The book is a difficult read since it deals with a Texas teenager accused of being an accomplice to a murderous high school rampage. It takes the form of a scabrous farce that indicts small-town folk, the media, the law, psychiatry, educators and what it deems to be America’s fondness for guns, the death penalty and televised spectacle.
The book’s saving grace and principal charm lie in the inventive and exotic language of the 15-year-old title character. Everyone else is seen through his eyes and filtered through his vivid but not entirely reliable imagination. It takes a raucous path as Vernon is accused falsely of helping his buddy Jesus commit mass murder in the classroom as vengeance for being bullied constantly at school and preyed on by a sanctimonious pederast.
Jesus shoots himself afterwards and so the community seeks someone else to punish. After a scheming TV news reporter manipulates events so that Vernon is accused of more murders, he flees to Mexico but is eventually brought back to face a trial that could end with his execution.
His docile mother, a gaggle of her nosy female friends, assorted law officers, the intrusive newsman, and various kids populate Vernon’s world, which he views with a venom borne of being dismissed and taken advantage of generally since the mysterious disappearance of his father.
In the book, these characters bob and weave as the after-effects of the killings wash across the locality. The author contrives to make penetrating sense of the absurdities that result from the clash between the horrifying event, everyday banalities and the relentless power of institutions such as media and the law.
Tanya Ronder’s stage adaptation, however, renders them as caricatures that the energetic performers can do little to make credible. It might have been better to re-imagine the tale and make it more focused rather than attempt to force in so much from the novel. Some characters and events have been changed, but not for the better.
Joseph Drake (pictured with Lily James) works hard as Vernon but without the book’s cultivated guile to work with, his performance stays on one anguished note. Peter De Jersey is smooth and sinister as the unstoppable newsman, and Clare Burt’s mother is far less sympathetic than in the book; while she sings sweetly, the performer cannot overcome the part’s lack of heft.

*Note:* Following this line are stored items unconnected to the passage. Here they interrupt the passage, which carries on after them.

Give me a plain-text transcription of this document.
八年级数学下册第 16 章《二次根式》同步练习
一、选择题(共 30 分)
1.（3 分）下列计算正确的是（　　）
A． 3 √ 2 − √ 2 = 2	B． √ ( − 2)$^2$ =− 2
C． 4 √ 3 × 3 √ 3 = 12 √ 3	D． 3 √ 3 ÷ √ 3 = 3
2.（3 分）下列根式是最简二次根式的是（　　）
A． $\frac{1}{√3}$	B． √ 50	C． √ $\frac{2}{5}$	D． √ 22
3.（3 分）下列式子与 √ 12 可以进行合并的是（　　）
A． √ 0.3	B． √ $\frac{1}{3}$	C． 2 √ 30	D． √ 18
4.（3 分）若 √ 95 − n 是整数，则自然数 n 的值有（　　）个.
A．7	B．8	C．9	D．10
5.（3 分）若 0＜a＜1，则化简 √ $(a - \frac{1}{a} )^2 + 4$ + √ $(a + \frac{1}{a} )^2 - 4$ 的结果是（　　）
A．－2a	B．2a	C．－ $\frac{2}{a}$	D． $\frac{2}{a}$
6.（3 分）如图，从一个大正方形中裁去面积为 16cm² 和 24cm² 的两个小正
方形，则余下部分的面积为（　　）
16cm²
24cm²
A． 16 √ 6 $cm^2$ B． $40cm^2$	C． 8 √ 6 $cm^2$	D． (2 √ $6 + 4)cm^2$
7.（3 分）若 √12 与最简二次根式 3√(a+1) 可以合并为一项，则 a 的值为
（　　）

Lily James is an absolute knockout as a conniving beauty who puts Vernon in more jeopardy but she can’t do much with the more interesting role of a dirt-poor girl who surprises Vernon with compassion and smarts. The playwright appears to have no idea what to do with the character and so she fails to register onstage.
Ian MacNeil’s design is entertaining with furniture on wheels, improvised cars and TV sets, and curtains to make rooms, a courthouse and jail cells. Director Rufus Norris keeps a frenetic pace but the sheer number of characters with dubious accents and players in multiple roles make the proceedings dense and confusing, and the running time of around two and three-quarter hours including an interval does not help.
Venue: The Young Vic, runs through March 5; Joseph Drake, Lily James, Peter De Jersey, Clare Burt; Playwright: Tanya Ronder, from the novel by DBC Pierre; Director: Rufus Norris; Set designer: Ian MacNeil; Costume designer: Nicky Gillibrand; Lighting designer: Paule Constable, Jane Dutton; Sound designer: Rich Walsh.
This review appeared in The Hollywood Reporter.